If I was going to knock Safari for anything -- other than the JS issues -- it's that it's got much weaker extension support than Chrome or Firefox. But the only extensions I really use are Instapaper and 1Password. (I'm one of the weirdos who doesn't use Adblock Plus; instead, I've just uninstalled Flash, and if I want to use a web site that absolutely requires it I'll hop into Chrome for that.) I like the way it handles tabs, most versions are pretty stable, and the linked list sidebar -- where it pulls out links from your Twitter feed -- can be surprisingly useful.
Very much agreed.
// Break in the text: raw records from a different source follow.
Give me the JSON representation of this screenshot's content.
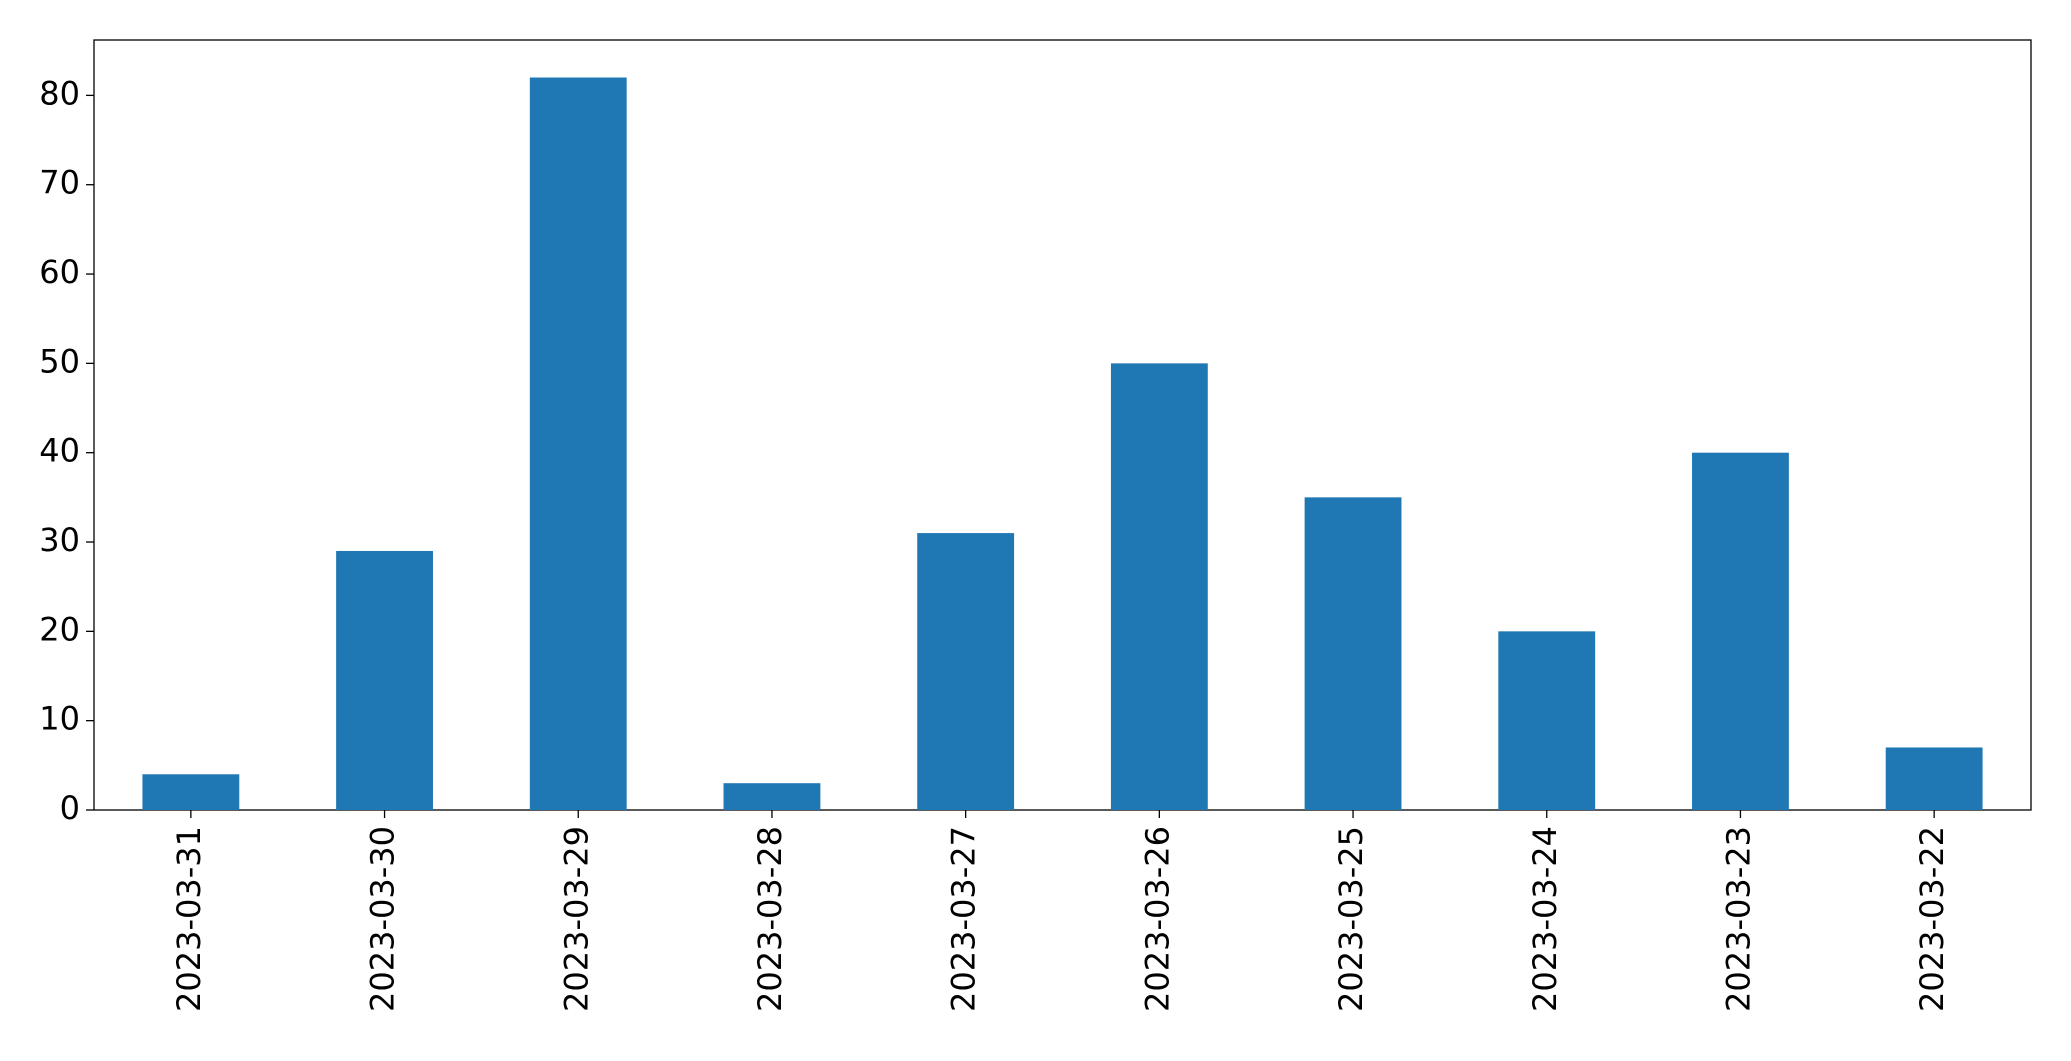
{
  "chart_data": {
    "type": "bar",
    "categories": [
      "2023-03-31",
      "2023-03-30",
      "2023-03-29",
      "2023-03-28",
      "2023-03-27",
      "2023-03-26",
      "2023-03-25",
      "2023-03-24",
      "2023-03-23",
      "2023-03-22"
    ],
    "values": [
      4,
      29,
      82,
      3,
      31,
      50,
      35,
      20,
      40,
      7
    ],
    "color": "#1f77b4",
    "ylim": [
      0,
      86.2
    ],
    "yticks": [
      0,
      10,
      20,
      30,
      40,
      50,
      60,
      70,
      80
    ],
    "grid": false
  }
}
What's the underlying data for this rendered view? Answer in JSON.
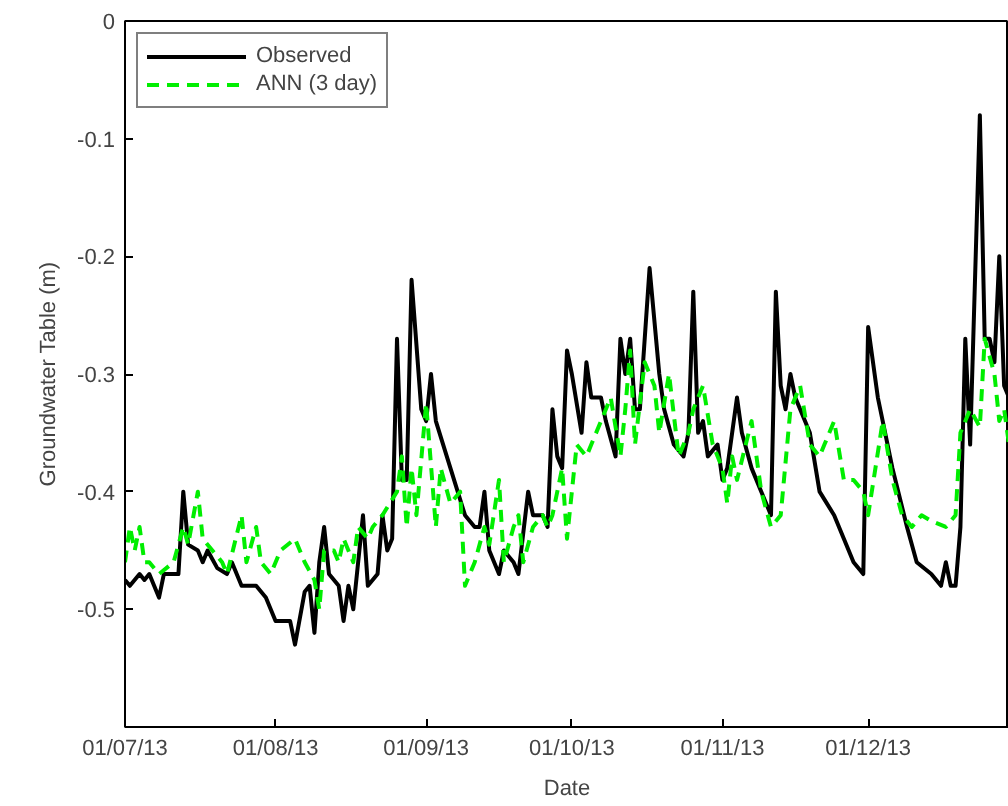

A few months ago, I, very much like the person who wrote the article, gave up on Chrome because of huge memory issues (and more importantly, eating up my Air's battery). I converted to Firefox, but on OSX, it is absolutely abysmal.
Finally tried Safari and have not looked back. It is a breeze to use, and I in particular love the shortcut to read articles later. Memory footprint is much lighter, and even with 10+ tabs, I've noticed it doesn't eat a lot of battery.
Also agreed with your point about the extensions. I have the usual suspects like Adblock and Ghostery installed, along with LastPass, but Safari's extensions leave a lot to be desired.
I absolutely agree that on MacOS, it's a solid option. The OS X version is a very good browser, and not to be dismissed.
The Windows version however was always an also ran, a weird proof-of-concept release more than anything. It was never seriously marketed, it made ludicrous design decisions, wouldn't play ball with the OS, and has since been more or less completely abandoned. You have to go digging just to find it, and it hasn't been updated since Snow Leopard.